Sunday, July 30, 2006

So It's Not All Greek to You...

English may dominate at the moment, but the sheer numbers of Mandarin speakers and a determined effort by Beijing may eventually tilt the balance eastward, as this Wired magazine piece observes.
The Mandarin Offensive

Inside Beijing's global campaign to make Chinese the number one language in the world.

By Michael Erard
A light snow is falling outside the windows of Cyrus H. McCormick School in southwest Chicago, but the second graders in Room 203 are not distracted from their lesson. May Cheung, an energetic teacher from Hong Kong, holds a cup to her lips and asks, "Wo he shemma?" (What am I drinking?) A forest of arms go up. "Cha! Cha!" (Tea!) An hour later, Cheung has kindergartners counting to 27 in Mandarin as she hands out Chinese New Year hong bao, the red envelopes that promise wealth, abundance, and good fortune. For most of the kids in this Mexican-American neighborhood, Mandarin is their third language - after Spanish and English.

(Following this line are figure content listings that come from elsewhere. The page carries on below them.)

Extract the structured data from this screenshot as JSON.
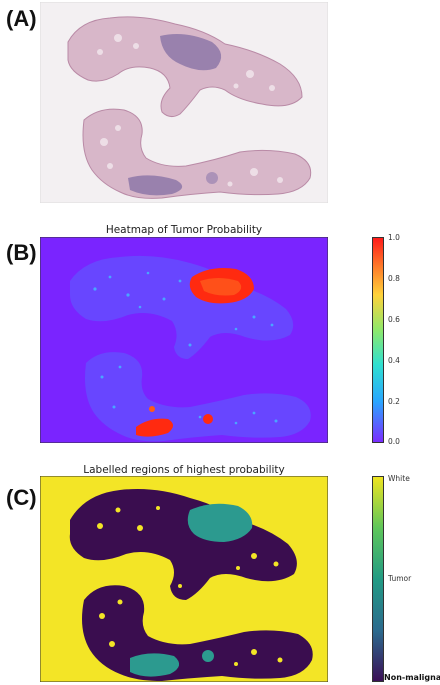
{
  "panels": [
    {
      "label": "(A)"
    },
    {
      "label": "(B)",
      "title": "Heatmap of Tumor Probability"
    },
    {
      "label": "(C)",
      "title": "Labelled regions of highest probability"
    }
  ],
  "colorbar_b": {
    "ticks": [
      "1.0",
      "0.8",
      "0.6",
      "0.4",
      "0.2",
      "0.0"
    ],
    "colors": [
      "#7b2cff",
      "#2aa6ff",
      "#30e0d0",
      "#8fe86a",
      "#ffd23a",
      "#ff7a2a",
      "#ff1a1a"
    ]
  },
  "colorbar_c": {
    "ticks": [
      "White",
      "Tumor",
      "Non-malignant"
    ],
    "colors": [
      "#3b0f56",
      "#2c6b8e",
      "#229b84",
      "#5fc65a",
      "#f0e520"
    ]
  },
  "colors": {
    "slide_bg": "#f3f0f2",
    "tissue": "#d8b7c9",
    "tissue_dense": "#8e78a8",
    "heat_bg": "#7a24ff",
    "heat_hot": "#ff2a10",
    "label_bg": "#f3e526",
    "label_tissue": "#3a0d4f",
    "label_tumor": "#2c9a8f"
  }
}
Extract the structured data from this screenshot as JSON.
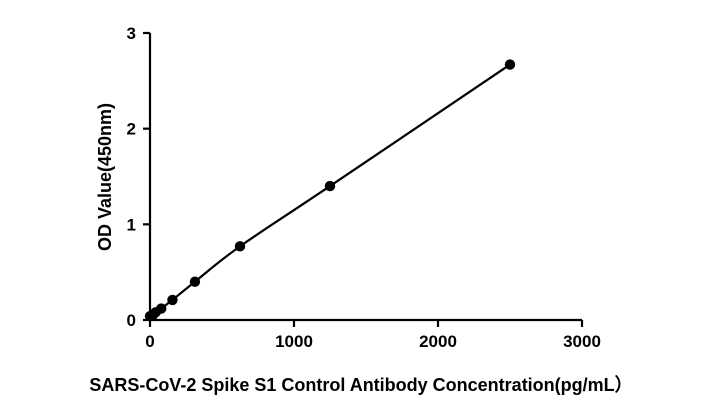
{
  "chart_data": {
    "type": "scatter",
    "title": "",
    "xlabel": "SARS-CoV-2 Spike S1 Control Antibody Concentration(pg/mL）",
    "ylabel": "OD Value(450nm)",
    "xlim": [
      0,
      3000
    ],
    "ylim": [
      0,
      3
    ],
    "x_ticks": [
      0,
      1000,
      2000,
      3000
    ],
    "y_ticks": [
      0,
      1,
      2,
      3
    ],
    "grid": false,
    "legend": "none",
    "series": [
      {
        "x": [
          0,
          19.5,
          39,
          78,
          156,
          312,
          625,
          1250,
          2500
        ],
        "y": [
          0.04,
          0.05,
          0.08,
          0.12,
          0.21,
          0.4,
          0.77,
          1.4,
          2.67
        ],
        "line": "fitted smooth curve",
        "marker": "filled circle",
        "color": "#000000"
      }
    ]
  }
}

The children at McCormick are part of the largest grade school Chinese program in the US. Seven years ago, after a post-college stint teaching English in China, Robert Davis wandered into the offices of the Chicago Public Schools and convinced the director to start a comprehensive Chinese language program and hire him to manage it. Now 3,500 Chicago kids, from kindergartners to 12th graders, learn Mandarin. "The days of everybody trying to be American are over," Davis says. "When you do business with or go to other countries, be prepared to work on their terms."
(snip)


As Mark Liberman at Language Log notes, there are plenty of fake Chinese proverbs to go around, which meshes nicely with the previously noted fake Asian tattoos.